Do ponto de vista dos mutuários, no entanto, a correção monetária tem provocado reivindicações mais acentuadas do que qualquer outro aspecto do SFH. De acordo com o SAC (Sistema de Amortizações Constantes), adotado para os contratos de empréstimos em todo o programa em 1971, o valor real das prestações diminui em relação ao salário mínimo no decorrer do período da amortização. Não obstante, o crescente valor nominal das prestações, como conseqüência da correção monetária, é dificilmente entendido pela maioria dos mutuários, provocando reações violentas. De fato, nenhum tipo de reforma nos métodos de cálculo do montante da correção monetária conseguiu até agora abrandar as contínuas reclamações dirigidas ao BNH.

Os mutuários do sistema podem atualmente escolher entre dois métodos de reajuste das suas obrigações hipotecárias. Um desses métodos está em vigor desde o começo das operações do BNH, e funciona aproximadamente da mesma forma que a correção monetária do passivo das instituições do SFH, com reajustes trimestrais equivalentes às alterações do valor da UPC. Em 1969 formulou-se um segundo método, que logo se tornou o preferido, provavelmente pelo fato de acarretar ajustes menos freqüentes, facilitando, assim, o planejamento financeiro por parte das famílias. Com esse segundo método, os reajustes anuais baseavam-se nos aumentos do salário mínimo.

Constatou-se depois, porém, que a partir de 1969 o índice do aumento do salário mínimo sempre excedia o índice anual de correção monetária baseada nas ORTNs. Como esta situação estivesse prejudicando aqueles mutuários optantes pelo segundo método de reajustes, as autoridades monetárias determinaram, em fevereiro de 1973, que a percentagem de reajuste aplicada a contratos de financiamentos do SFH não poderia mais superar o índice da correção do valor nominal das ORTNs.40 40 Banco Central do Brasil.
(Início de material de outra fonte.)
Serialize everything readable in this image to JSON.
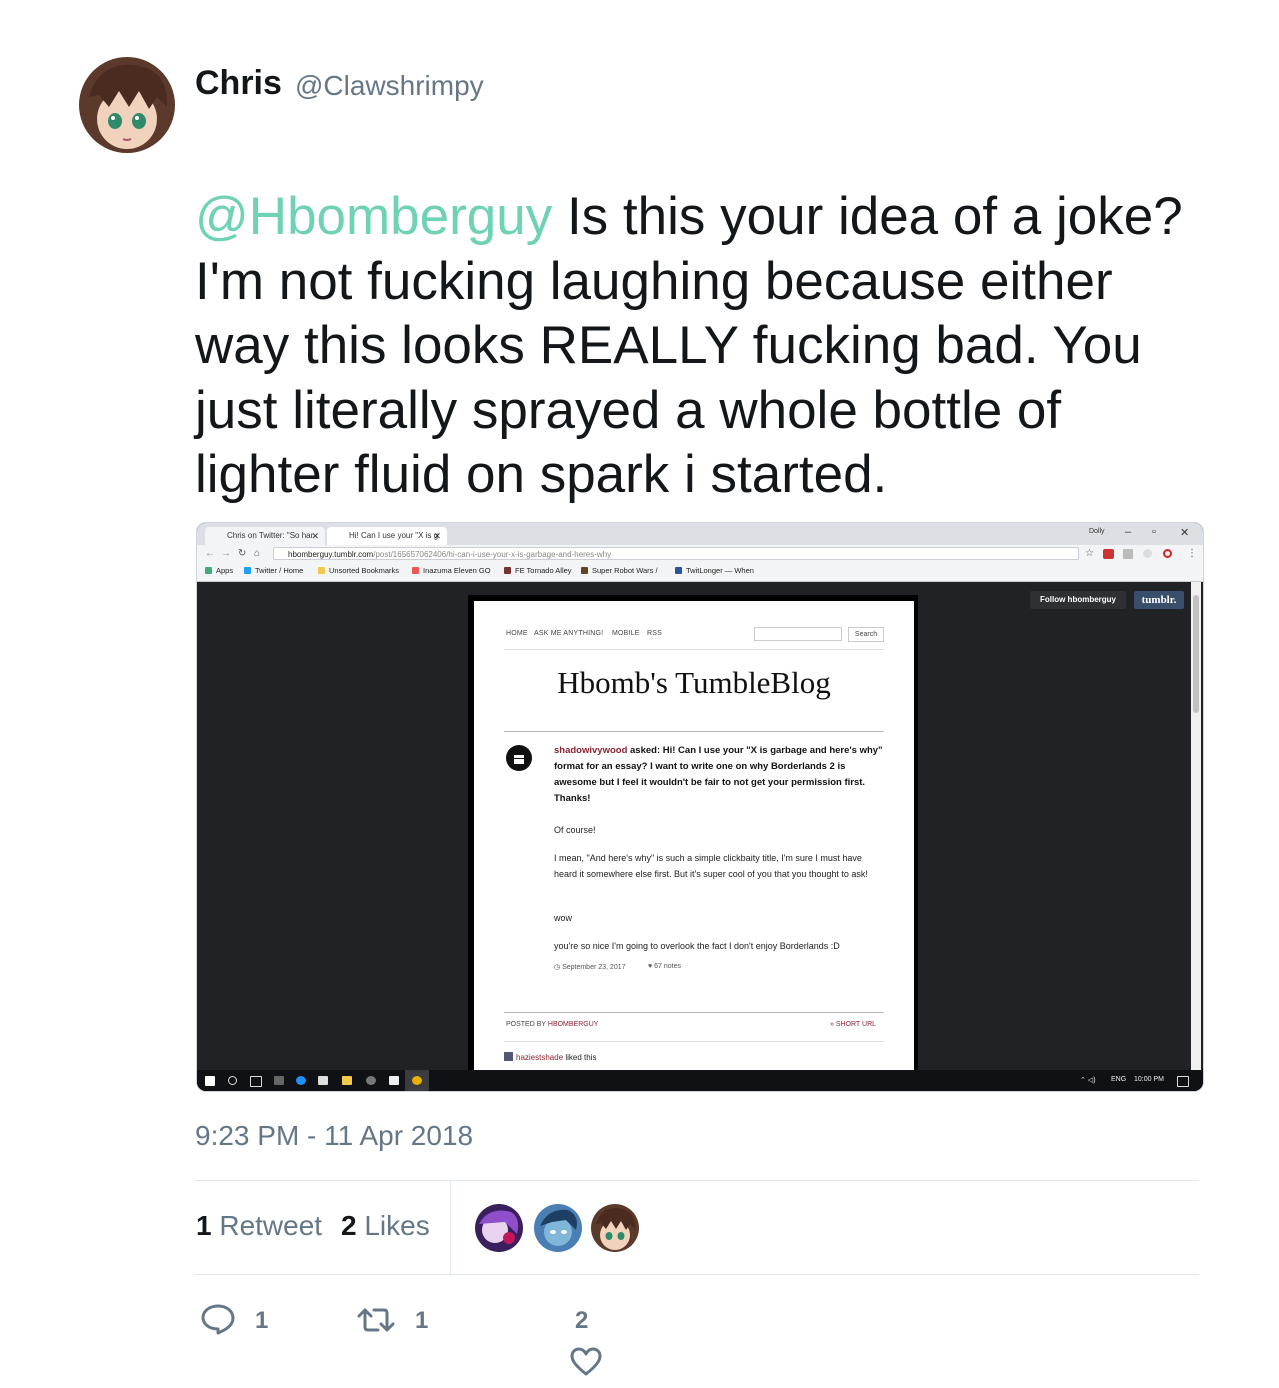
{
  "author": {
    "name": "Chris",
    "handle": "@Clawshrimpy"
  },
  "tweet": {
    "mention": "@Hbomberguy",
    "text": " Is this your idea of a joke? I'm not fucking laughing because either way this looks REALLY fucking bad. You just literally sprayed a whole bottle of lighter fluid on spark i started.",
    "timestamp": "9:23 PM - 11 Apr 2018"
  },
  "stats": {
    "retweets_count": "1",
    "retweets_label": "Retweet",
    "likes_count": "2",
    "likes_label": "Likes"
  },
  "actions": {
    "replies": "1",
    "retweets": "1",
    "likes": "2"
  },
  "embedded_screenshot": {
    "tabs": [
      "Chris on Twitter: \"So har",
      "Hi! Can I use your \"X is g"
    ],
    "window_user": "Dolly",
    "url_host": "hbomberguy.tumblr.com",
    "url_path": "/post/165657062406/hi-can-i-use-your-x-is-garbage-and-heres-why",
    "bookmarks": [
      "Apps",
      "Twitter / Home",
      "Unsorted Bookmarks",
      "Inazuma Eleven GO",
      "FE Tornado Alley",
      "Super Robot Wars /",
      "TwitLonger — When"
    ],
    "follow_button": "Follow hbomberguy",
    "tumblr_logo": "tumblr.",
    "blog_nav": [
      "HOME",
      "ASK ME ANYTHING!",
      "MOBILE",
      "RSS"
    ],
    "search_button": "Search",
    "blog_title": "Hbomb's TumbleBlog",
    "asker": "shadowivywood",
    "question": " asked: Hi! Can I use your \"X is garbage and here's why\" format for an essay? I want to write one on why Borderlands 2 is awesome but I feel it wouldn't be fair to not get your permission first. Thanks!",
    "answer_paragraphs": [
      "Of course!",
      "I mean, \"And here's why\" is such a simple clickbaity title, I'm sure I must have heard it somewhere else first. But it's super cool of you that you thought to ask!",
      "wow",
      "you're so nice I'm going to overlook the fact I don't enjoy Borderlands :D"
    ],
    "post_date": "September 23, 2017",
    "post_notes": "67 notes",
    "posted_by_label": "POSTED BY ",
    "posted_by_user": "HBOMBERGUY",
    "short_url": "» SHORT URL",
    "note_user": "haziestshade",
    "note_action": " liked this",
    "taskbar_lang": "ENG",
    "taskbar_time": "10:00 PM"
  },
  "icons": [
    "reply-icon",
    "retweet-icon",
    "heart-icon",
    "star-icon",
    "windows-start-icon"
  ]
}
Circular n.º 200. Boletim do Banco Central do Brasil, Brasília, v. 9, n.º 4, p. 159, abr. 1973 anexo.

Nada disso, porém, teve repercussão igual àquela do incentivo fiscal concedido aos mutuários do SFH através do Decreto-lei n.º 1358, de 12 de novembro de 1974. Embora tenha a forma básica de uma dedução de 10% do total das prestações pagas durante o ano-base, distingue-se dos outros incentivos fiscais vigentes na economia brasileira pelo seu efeito nitidamente progressivo: além de um montante máximo para a dedução (Cr$ 3.000,00), existe também um montante mínimo (Cr$ 240,00), mesmo para os mutuários isentos de imposto de renda. Devemos também frisar que os benefícios desta medida não repercutem na distribuição da renda propriamente dita, e sim na distribuição das riquezas, uma vez que a dedução vai se efetivar na qualidade de créditos nas prestações pagas no futuro. Portanto, esse Decreto-lei visa incentivar os mutuários a se manterem em dia com as prestações, ao mesmo tempo que toma essas prestações menos onerosas.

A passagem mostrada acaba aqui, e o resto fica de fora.